One layer of convolutional calculation is carried out to the output of the 4th 3 × 3 convolutional layers and obtains default frame position offset, convolution step-length It is 1, filter number is 9 × 4, wherein " 9 " indicate that each pixel of the characteristic pattern of the 4th 3 × 3 convolutional layers output is corresponding Default frame number, " 4 " indicate default 4 coordinate values in the frame upper left corner and the lower right corner position offset.

Two full convolution FCN sub-networks are respectively independent, each other not shared parameter.

Step 5, it constructs and trains depth convolution target detection network:

It constructs depth convolution target detection network: being classified using depth convolution feature extraction sub-network, full convolution FCN Net, full convolution FCN return subnet and successively build composition depth convolution target detection network, and structure is original image input layer → depth convolution feature extraction sub-network → full convolution FCN classification returns sub-network.

Training depth convolution target detection network: use training dataset and validation data set as input to depth convolution Target detection network is trained, and obtains trained depth convolution target detection network, the depth convolution mesh after saving training The weight file of mark detection network.

Step 6, it constructs and trains the object detection method network based on depth evolution beta pruning convolution net:

(6a) carries out layer-by-layer DNA volume to the convolution filter for participating in beta pruning in trained depth convolution target detection network Code, coding are denoted as DNA_1,...l-1,l, method particularly includes:

Z_l ^(k)=f (Z_l-1*W_l ^(k))；

In common deep learning frame such as TensorFlow and Caffe, the convolution operation of tensor passes through transformation input Dimension and transposition convolution filter to be converted into matrix multiplication, by convolution operation treated output l layers of characteristic pattern Characteristic pattern Z_l ^*Formula it is as follows:

WhereinFor by convolution operation treated output characteristic pattern l-1 layers of characteristic pattern, W_l ^*Indicate convolution operation The parameter matrix of treated the corresponding convolution filter of l layers of characteristic pattern.

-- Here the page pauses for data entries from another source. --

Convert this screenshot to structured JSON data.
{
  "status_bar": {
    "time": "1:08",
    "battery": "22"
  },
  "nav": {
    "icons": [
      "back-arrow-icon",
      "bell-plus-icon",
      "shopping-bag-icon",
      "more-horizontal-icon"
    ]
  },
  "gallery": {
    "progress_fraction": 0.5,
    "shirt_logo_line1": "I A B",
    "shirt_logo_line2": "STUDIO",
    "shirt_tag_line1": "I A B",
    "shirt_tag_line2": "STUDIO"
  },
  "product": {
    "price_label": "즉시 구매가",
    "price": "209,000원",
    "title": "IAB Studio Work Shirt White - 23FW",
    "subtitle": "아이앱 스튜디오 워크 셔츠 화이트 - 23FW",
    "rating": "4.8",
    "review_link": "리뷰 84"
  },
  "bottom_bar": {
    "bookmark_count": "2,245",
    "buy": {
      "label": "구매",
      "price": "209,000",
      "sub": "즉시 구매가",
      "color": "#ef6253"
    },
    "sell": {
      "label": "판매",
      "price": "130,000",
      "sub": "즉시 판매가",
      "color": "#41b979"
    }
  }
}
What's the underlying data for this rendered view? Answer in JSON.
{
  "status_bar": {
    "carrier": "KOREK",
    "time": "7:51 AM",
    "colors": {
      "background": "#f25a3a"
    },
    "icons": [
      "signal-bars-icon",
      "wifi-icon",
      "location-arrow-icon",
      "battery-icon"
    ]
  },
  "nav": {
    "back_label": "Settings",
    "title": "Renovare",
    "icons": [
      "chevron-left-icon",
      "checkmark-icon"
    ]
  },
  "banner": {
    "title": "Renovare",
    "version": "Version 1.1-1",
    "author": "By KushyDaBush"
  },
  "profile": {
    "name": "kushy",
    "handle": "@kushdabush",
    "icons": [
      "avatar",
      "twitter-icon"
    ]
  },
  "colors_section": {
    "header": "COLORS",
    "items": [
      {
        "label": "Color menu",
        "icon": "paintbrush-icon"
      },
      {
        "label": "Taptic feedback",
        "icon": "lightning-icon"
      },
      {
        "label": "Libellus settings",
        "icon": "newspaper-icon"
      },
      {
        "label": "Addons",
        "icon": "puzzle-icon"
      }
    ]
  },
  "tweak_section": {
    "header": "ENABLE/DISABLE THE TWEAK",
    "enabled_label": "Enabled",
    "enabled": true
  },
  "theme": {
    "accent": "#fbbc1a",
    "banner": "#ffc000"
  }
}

(6a3) successively encodes the convolution filter for participating in beta pruning: using trained depth convolution target detection Network successively encodes the convolution filter for participating in beta pruning, the coding DNA comprising needed beta pruning layer_1,...l-1,lIt is denoted as

Wherein DNA_1,...l-1,lIndicate the 1st DNA encoding that beta pruning layer is waited for l,Indicate the volume in l-1 layers Code sign.

(6b) optimizes DNA using evolution algorithm_1,...l-1,lCoding, obtain final optimum results coding DNA '_1,...l-1,l, Method particularly includes:

(6b5), which judges whether to terminate, to evolve: if t=T, having maximum adaptation degree individual with obtained in evolutionary process It is exported as optimal solution, terminates and calculate, coding is denoted as DNA₁′_,...l-1,l, execute step (6c) building and cut based on depth evolution The target detection network of branch convolution net.Otherwise, if t < T, return step (6b2), repeat step (6b2) to (6b5), continue into The evolutionary optimization of row coding.

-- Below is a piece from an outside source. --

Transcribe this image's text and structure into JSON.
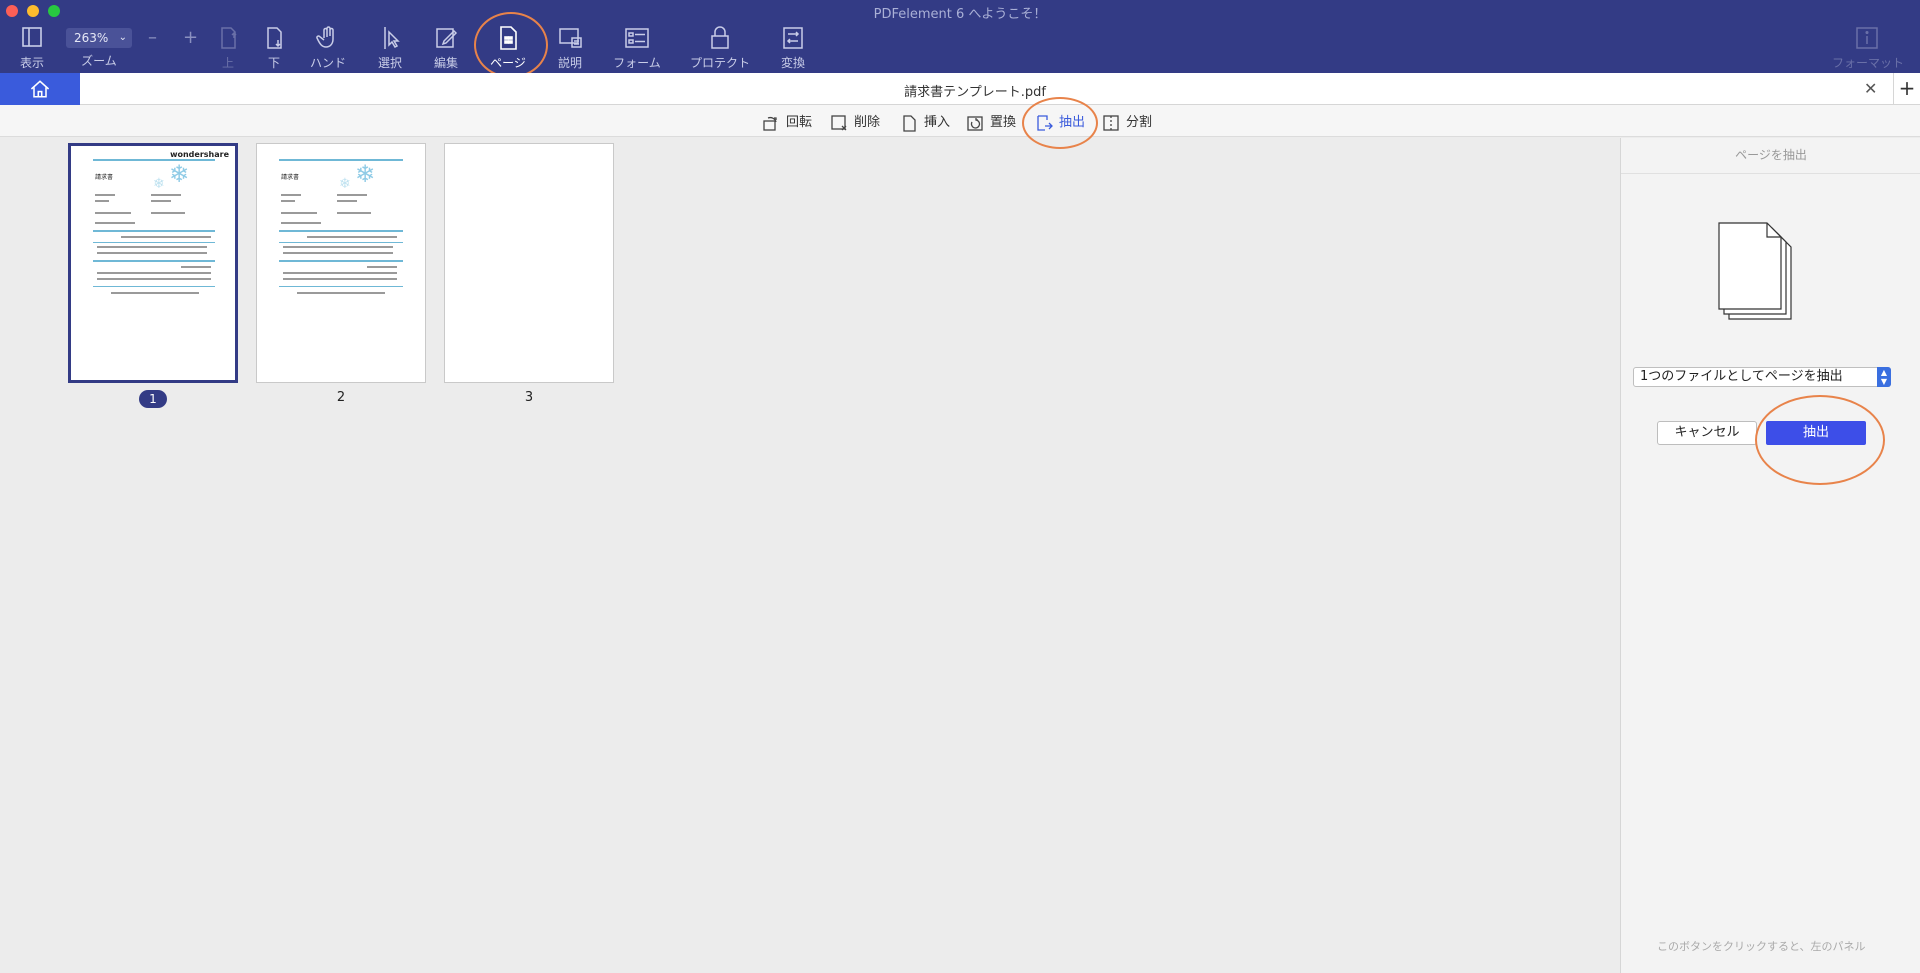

(6c) combine optimum results coding DNA '_{1 ... l-1, l}And prune rule building is based on depth evolution beta pruning convolution net Target detection network, prune rule are to be encoded to 0 expression this convolution filter finally by beta pruning, are encoded to the filter of this convolution of 1 expression Wave device is finally retained, and is finely adjusted using training dataset, is obtained trained based on depth evolution beta pruning convolution net Target detection network, i.e., trained model save trained Model Weight file.

Step 7, target detection is carried out to test data set using trained model:

The data block that test data is concentrated is sequentially inputted to the trained target based on depth evolution beta pruning convolution net It detects in network, obtains test data and concentrate the corresponding classification confidence score of the candidate frame of each data block, candidate frame and time Select the corresponding target category of frame.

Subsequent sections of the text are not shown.